Corticosterone administration increased AEA levels in several rat limbic structures (amygdala, hippocampus, hypothalamus), but not the prefrontal cortex. 2-AG levels were only elevated in the hypothalamus [57]. The same group conducted an ex vivo study of the rat medial prefrontal cortex (mPFC). Bath application of corticosterone to mPFC slices suppressed GABA release onto principal neurons in the prelimbic region, which was prevented by application of the CB1 antagonist AM251 [58]. This indicates local recruitment of eCB signaling, probably through 2-AG. A previous study of rats receiving a single dose of corticosterone detected no change in 2-AG and a reduction of AEA in hippocampal homogenates [59]. Corticosterone increased hippocampal levels of 2-AG in rats; the impairment of contextual fear memory by corticosterone was blocked by the CB1 antagonist AM251 [60].

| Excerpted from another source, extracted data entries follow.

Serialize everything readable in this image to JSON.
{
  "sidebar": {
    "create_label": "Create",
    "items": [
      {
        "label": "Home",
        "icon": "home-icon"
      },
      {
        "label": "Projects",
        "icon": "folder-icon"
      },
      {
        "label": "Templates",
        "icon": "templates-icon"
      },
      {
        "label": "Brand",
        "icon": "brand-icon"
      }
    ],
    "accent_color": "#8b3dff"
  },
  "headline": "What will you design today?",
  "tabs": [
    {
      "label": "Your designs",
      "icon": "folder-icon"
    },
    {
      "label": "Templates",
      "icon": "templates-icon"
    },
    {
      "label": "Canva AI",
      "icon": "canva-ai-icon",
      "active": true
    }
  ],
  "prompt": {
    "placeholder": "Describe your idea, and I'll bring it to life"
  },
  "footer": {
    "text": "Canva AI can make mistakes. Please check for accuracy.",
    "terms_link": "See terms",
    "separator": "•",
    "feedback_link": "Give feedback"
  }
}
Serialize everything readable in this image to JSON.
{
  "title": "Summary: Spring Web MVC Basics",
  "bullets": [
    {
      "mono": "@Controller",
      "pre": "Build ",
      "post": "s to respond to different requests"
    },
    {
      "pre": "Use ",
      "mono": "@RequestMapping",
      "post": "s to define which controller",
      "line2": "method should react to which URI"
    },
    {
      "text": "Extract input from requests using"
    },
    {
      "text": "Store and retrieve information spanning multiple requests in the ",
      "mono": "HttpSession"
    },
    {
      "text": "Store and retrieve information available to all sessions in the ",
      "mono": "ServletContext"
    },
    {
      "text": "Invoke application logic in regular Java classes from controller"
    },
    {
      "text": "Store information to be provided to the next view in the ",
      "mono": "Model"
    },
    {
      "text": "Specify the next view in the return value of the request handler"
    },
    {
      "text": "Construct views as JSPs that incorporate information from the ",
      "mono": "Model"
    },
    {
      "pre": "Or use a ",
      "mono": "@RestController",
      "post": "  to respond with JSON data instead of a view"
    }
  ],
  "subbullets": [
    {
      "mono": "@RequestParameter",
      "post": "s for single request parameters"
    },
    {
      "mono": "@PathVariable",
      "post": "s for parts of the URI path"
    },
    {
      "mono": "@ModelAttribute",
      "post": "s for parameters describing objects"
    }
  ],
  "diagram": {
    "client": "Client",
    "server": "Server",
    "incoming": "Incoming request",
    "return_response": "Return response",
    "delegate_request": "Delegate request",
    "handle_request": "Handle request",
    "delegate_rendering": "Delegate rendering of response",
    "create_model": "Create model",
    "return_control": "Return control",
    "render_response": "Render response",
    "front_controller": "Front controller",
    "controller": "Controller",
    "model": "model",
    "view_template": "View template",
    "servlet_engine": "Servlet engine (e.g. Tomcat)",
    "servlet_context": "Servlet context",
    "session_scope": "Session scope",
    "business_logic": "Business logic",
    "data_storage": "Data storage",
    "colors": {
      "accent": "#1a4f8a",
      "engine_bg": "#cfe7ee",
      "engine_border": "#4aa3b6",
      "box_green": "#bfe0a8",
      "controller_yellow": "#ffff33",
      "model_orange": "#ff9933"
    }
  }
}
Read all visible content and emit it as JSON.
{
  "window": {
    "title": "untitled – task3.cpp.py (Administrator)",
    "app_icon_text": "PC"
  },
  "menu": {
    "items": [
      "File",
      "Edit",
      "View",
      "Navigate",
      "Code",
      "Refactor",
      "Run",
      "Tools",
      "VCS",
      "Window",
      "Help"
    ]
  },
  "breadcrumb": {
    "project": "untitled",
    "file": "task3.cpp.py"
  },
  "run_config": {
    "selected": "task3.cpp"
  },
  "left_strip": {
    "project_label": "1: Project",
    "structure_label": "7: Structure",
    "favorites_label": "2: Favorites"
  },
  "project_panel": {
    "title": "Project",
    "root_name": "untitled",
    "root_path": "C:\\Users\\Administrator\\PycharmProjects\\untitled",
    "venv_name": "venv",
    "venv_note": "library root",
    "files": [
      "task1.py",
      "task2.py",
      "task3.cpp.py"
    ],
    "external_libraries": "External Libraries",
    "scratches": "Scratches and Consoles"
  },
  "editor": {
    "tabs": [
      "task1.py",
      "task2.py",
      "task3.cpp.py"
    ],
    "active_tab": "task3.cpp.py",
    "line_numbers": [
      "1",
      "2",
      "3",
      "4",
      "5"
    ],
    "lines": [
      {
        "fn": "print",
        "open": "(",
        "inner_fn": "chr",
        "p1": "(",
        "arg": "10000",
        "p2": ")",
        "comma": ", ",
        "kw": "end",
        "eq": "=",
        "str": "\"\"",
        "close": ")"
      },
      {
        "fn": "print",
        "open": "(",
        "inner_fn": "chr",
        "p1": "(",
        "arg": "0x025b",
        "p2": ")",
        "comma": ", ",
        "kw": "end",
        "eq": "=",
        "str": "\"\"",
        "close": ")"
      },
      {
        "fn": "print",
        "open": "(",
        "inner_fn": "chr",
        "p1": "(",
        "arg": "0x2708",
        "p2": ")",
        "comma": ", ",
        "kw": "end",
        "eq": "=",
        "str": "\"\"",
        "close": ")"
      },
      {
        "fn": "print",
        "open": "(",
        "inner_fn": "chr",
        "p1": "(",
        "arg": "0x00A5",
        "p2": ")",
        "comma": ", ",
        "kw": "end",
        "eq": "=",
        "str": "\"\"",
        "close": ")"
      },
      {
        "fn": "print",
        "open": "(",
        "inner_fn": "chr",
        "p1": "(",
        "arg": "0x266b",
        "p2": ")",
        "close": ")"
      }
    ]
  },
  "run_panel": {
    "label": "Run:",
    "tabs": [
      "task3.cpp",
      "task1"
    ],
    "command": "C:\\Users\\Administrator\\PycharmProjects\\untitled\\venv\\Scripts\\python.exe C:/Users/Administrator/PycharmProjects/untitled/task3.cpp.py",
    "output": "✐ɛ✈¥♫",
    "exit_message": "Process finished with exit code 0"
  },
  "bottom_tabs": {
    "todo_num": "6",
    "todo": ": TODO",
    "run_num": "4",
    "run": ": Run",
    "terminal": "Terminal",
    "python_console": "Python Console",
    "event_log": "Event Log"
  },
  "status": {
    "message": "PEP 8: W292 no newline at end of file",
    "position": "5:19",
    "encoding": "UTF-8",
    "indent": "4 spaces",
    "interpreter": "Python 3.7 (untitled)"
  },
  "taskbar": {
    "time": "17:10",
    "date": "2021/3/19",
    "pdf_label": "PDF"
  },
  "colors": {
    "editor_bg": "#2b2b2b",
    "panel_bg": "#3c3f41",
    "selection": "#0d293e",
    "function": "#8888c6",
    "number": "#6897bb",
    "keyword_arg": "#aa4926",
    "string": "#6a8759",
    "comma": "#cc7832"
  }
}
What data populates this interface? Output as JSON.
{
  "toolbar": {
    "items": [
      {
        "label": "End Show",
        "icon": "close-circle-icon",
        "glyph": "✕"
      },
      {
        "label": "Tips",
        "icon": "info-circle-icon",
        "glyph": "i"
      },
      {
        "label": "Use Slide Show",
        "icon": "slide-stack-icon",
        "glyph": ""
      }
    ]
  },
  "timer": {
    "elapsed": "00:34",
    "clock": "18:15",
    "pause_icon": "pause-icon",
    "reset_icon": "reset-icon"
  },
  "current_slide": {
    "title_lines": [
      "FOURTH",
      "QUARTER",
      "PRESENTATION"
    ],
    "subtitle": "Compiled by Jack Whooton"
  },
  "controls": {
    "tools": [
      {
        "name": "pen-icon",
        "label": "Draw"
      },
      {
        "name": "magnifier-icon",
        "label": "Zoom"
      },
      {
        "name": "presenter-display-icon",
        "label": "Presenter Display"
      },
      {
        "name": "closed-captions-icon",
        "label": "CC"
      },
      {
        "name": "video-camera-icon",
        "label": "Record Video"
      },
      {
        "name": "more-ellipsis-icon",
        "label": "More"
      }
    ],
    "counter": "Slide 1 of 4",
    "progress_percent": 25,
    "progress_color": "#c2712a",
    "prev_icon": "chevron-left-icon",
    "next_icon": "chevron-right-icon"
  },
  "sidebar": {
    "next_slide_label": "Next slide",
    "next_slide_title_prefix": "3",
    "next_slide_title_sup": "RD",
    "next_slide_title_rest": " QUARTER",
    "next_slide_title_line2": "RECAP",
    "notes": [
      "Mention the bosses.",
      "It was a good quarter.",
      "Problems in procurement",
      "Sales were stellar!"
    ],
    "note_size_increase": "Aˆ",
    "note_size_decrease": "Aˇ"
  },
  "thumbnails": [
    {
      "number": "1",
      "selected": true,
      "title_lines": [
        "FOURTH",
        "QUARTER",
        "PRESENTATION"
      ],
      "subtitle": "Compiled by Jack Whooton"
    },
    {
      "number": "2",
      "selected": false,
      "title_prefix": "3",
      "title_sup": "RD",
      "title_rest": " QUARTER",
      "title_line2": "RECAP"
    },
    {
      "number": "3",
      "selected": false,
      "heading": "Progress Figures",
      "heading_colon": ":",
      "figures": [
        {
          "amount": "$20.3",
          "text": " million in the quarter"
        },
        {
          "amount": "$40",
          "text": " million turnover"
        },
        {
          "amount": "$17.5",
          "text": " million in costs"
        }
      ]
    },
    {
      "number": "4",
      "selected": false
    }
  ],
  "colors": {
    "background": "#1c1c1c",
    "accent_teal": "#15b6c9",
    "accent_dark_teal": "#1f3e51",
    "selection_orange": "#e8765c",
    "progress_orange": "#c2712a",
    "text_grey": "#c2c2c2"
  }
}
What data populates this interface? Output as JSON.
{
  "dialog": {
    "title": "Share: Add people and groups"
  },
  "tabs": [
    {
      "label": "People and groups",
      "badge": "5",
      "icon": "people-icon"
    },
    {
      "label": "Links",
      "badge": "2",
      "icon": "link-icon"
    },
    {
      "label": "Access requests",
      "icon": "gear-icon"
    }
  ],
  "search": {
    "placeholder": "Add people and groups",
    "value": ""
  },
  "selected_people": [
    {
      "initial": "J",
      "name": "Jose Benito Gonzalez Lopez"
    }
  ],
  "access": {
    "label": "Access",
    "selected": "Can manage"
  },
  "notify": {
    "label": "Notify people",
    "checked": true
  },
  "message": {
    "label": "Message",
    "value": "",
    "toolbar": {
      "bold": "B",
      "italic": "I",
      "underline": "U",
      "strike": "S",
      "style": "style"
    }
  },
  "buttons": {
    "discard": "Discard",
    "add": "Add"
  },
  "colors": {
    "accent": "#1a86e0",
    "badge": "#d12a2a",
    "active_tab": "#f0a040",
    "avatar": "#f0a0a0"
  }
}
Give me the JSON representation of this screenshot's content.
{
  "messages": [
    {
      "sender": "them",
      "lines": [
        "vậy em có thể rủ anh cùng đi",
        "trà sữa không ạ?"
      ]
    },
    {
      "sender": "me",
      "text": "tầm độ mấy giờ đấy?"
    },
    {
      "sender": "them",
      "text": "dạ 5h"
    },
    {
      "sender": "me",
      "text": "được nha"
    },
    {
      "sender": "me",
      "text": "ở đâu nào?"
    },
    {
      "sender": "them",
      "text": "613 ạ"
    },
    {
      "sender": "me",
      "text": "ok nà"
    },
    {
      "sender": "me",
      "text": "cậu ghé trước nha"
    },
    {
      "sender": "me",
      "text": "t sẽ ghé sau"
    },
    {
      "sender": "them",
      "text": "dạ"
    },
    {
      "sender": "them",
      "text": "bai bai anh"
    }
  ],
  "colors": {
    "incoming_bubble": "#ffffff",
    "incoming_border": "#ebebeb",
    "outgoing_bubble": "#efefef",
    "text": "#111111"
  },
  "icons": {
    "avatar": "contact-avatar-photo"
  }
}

Chronic exposure to glucocorticoids downregulates the eCB system. Chronic corticosterone administration decreased CB1 densities in rat hippocampus [59] and mouse hippocampus and amygdala [61]. Chronic corticosterone administration in male rats led to visceral hyperalgesia in response to colorectal distension, accompanied by increased AEA, decreased CB1 expression, and increased TRPV1 expression in dorsal root ganglia. Co-treatment with the corticoid receptor antagonist RU-486 prevented these changes [62].
In summary, preclinical rodent studies indicate that acute glucocorticoid administration enhances the activity of eCBs. The clinical phenomenon of acute “corticosteroid mania” may have a cannabimimetic component. Chronic exposure to glucocorticoids downregulates the eCB system, a scenario consistent with chronic stress, which we review below.